Management updated the status of its projects today, including its Huckabay Ridge facility. Company officials said they expect Huckabay will reach full commercial operations status by late in the third quarter or the beginning of the fourth quarter. Environmental said it’s currently not able to achieve targeted biogas output on five of its eight digesters, attributing waning production to excessive recycling of water used for conditioning dry-lot manure.
Going forward, the company says it intends to capitalize on the heightened interest and attention surrounding renewable energy, with a particular focus on the carbon market. Environmental says it perceives that the carbon credit business should provide ample opportunities for the company, especially in conjunction with its strong relationships with the agriculture and food processing industries.
The company reported that Microgy, Inc., Environmental’s wholly owned subsidiary and current sole business, has entered into an agreement to sell approximately 65,000 tons of carbon credits per year generated from three Wisconsin projects it operates for 2007 through 2011. Environmental said the proceeds from carbon sales will be used for repayment of notes owed to Microgy.

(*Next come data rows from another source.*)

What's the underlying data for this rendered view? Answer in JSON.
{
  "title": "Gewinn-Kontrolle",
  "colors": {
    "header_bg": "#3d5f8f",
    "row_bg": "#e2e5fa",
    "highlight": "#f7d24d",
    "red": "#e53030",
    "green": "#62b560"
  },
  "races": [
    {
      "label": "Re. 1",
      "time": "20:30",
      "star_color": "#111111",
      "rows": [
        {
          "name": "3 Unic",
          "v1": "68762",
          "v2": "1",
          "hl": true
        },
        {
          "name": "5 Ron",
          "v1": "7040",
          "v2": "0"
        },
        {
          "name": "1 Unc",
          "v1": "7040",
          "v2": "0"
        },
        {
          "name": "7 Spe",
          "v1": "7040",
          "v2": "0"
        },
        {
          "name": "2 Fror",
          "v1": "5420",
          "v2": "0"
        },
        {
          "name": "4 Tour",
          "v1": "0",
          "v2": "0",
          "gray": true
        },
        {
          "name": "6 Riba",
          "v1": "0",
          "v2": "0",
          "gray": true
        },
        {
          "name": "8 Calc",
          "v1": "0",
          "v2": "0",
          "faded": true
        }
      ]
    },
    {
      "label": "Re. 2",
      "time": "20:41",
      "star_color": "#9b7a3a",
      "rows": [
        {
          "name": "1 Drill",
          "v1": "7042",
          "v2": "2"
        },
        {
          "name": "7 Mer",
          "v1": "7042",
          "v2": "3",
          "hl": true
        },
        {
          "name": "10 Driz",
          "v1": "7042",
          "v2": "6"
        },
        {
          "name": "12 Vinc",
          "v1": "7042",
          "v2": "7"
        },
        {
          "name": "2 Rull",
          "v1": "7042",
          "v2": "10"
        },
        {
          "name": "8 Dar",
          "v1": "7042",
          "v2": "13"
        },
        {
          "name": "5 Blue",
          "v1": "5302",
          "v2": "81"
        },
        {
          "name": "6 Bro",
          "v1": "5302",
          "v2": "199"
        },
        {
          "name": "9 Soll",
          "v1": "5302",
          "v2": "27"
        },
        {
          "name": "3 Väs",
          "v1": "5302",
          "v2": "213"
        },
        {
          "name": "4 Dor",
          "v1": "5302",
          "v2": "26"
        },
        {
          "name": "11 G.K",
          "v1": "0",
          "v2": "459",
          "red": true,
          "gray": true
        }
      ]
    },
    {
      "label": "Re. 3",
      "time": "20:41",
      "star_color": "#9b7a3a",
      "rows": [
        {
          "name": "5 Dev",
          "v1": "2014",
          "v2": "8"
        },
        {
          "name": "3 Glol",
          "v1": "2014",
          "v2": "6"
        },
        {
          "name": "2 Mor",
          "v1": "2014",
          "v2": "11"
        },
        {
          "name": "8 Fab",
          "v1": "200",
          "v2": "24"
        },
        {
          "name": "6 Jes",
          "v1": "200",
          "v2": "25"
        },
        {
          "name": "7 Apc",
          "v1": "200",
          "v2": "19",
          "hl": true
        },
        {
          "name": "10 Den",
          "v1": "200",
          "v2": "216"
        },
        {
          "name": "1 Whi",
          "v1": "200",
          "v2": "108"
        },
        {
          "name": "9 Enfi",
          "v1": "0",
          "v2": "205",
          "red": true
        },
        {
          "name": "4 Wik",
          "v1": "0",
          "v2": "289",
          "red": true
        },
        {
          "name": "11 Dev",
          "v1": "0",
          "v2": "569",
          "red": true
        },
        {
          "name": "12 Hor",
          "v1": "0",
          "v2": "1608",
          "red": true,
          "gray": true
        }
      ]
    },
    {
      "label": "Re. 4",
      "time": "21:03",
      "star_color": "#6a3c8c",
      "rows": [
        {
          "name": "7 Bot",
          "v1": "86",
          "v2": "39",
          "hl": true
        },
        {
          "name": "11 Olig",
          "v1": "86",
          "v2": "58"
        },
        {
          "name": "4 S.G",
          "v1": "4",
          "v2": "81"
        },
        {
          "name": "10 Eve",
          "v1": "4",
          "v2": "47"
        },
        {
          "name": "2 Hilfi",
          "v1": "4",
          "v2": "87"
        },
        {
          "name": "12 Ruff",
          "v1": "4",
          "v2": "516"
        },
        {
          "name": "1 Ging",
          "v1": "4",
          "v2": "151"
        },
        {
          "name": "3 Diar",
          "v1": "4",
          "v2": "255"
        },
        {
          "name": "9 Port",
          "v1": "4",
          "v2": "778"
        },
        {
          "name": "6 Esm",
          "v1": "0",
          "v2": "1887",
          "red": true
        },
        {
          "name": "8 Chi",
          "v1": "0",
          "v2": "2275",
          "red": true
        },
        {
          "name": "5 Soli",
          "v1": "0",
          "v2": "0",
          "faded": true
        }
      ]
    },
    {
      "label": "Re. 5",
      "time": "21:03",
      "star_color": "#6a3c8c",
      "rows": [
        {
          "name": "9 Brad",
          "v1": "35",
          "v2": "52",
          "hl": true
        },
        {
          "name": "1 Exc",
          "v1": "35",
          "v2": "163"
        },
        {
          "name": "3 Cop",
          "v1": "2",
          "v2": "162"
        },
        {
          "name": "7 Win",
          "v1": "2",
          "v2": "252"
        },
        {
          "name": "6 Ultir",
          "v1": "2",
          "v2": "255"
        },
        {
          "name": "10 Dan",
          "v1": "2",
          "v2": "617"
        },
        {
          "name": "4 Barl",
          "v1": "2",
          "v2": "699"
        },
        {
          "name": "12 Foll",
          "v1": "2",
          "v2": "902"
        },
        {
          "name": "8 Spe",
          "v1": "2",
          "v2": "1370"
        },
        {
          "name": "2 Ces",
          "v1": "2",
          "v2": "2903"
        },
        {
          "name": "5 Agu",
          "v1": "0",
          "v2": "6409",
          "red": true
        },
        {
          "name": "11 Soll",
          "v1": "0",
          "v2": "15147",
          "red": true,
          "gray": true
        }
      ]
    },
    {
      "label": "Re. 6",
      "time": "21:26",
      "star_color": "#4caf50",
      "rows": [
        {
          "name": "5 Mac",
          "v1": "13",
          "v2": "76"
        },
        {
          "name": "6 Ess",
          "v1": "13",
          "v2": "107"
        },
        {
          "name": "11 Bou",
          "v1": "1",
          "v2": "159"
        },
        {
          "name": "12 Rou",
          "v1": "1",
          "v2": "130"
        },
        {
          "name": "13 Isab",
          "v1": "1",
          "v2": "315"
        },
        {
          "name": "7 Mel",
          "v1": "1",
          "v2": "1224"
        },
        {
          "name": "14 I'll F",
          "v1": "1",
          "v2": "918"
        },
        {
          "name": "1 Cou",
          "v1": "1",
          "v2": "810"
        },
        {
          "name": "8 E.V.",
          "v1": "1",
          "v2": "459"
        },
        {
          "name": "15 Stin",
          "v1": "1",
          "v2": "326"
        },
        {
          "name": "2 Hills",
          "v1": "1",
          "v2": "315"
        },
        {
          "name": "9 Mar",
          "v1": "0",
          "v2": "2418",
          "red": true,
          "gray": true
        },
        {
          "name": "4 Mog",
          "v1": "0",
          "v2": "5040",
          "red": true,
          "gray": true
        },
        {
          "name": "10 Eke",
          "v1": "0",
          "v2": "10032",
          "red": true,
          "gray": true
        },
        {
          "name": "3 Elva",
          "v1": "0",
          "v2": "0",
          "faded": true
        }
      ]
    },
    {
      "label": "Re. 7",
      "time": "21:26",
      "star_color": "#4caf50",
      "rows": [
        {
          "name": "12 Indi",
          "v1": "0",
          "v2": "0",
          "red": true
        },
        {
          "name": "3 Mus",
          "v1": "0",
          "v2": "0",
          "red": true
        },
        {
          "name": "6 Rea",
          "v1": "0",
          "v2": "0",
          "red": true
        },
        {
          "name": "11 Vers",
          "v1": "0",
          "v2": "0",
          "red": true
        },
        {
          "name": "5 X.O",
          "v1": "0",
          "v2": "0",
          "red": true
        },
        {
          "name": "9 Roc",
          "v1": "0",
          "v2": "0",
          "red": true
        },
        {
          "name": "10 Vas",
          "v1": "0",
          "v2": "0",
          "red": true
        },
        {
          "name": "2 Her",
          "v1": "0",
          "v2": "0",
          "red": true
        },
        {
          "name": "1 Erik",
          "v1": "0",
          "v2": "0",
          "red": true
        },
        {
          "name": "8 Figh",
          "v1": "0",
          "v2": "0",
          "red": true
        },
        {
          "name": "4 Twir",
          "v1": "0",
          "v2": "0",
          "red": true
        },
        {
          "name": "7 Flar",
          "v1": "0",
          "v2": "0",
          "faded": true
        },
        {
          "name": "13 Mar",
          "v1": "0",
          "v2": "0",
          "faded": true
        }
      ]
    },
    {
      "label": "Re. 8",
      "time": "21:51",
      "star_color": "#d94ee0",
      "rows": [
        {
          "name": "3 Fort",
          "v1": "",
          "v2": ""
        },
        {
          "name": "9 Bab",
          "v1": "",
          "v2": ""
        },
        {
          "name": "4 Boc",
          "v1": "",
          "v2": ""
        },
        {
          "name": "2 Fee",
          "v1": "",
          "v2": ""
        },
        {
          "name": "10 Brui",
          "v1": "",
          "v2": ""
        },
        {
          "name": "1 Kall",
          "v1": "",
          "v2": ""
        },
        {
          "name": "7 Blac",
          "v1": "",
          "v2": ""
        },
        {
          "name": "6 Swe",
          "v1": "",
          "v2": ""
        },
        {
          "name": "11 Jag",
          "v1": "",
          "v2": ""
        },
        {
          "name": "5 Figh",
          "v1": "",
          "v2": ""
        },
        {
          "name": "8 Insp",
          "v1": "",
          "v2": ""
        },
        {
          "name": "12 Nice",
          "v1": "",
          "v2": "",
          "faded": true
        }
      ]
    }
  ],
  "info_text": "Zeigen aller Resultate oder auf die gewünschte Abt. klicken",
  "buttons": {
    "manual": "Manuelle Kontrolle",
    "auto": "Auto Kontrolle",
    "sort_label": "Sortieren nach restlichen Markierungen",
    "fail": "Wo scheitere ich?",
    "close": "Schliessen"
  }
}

Further, in addition to the company’s anaerobic digestion technology used to generate energy by extracting methane gas from animal waste, Environmental said it is continuing to explore more technologies for the production of energy from animal and organic wastes. Environmental says it wants to control waste streams and then determine the best use for turning such waste into power.
Environmental management said it expects to be able to capitalize on the projects in its pipeline and earn annual revenue of $40 million by the first quarter of 2009.
Mannes said he thinks reaching this level of revenue is possible. “So far Environmental has fallen behind a bit,” said Mannes. “I think [Environmental] would need crisper execution to achieve that level.”
Shares of Environmental fell 21%, or $1.40, to $5.20.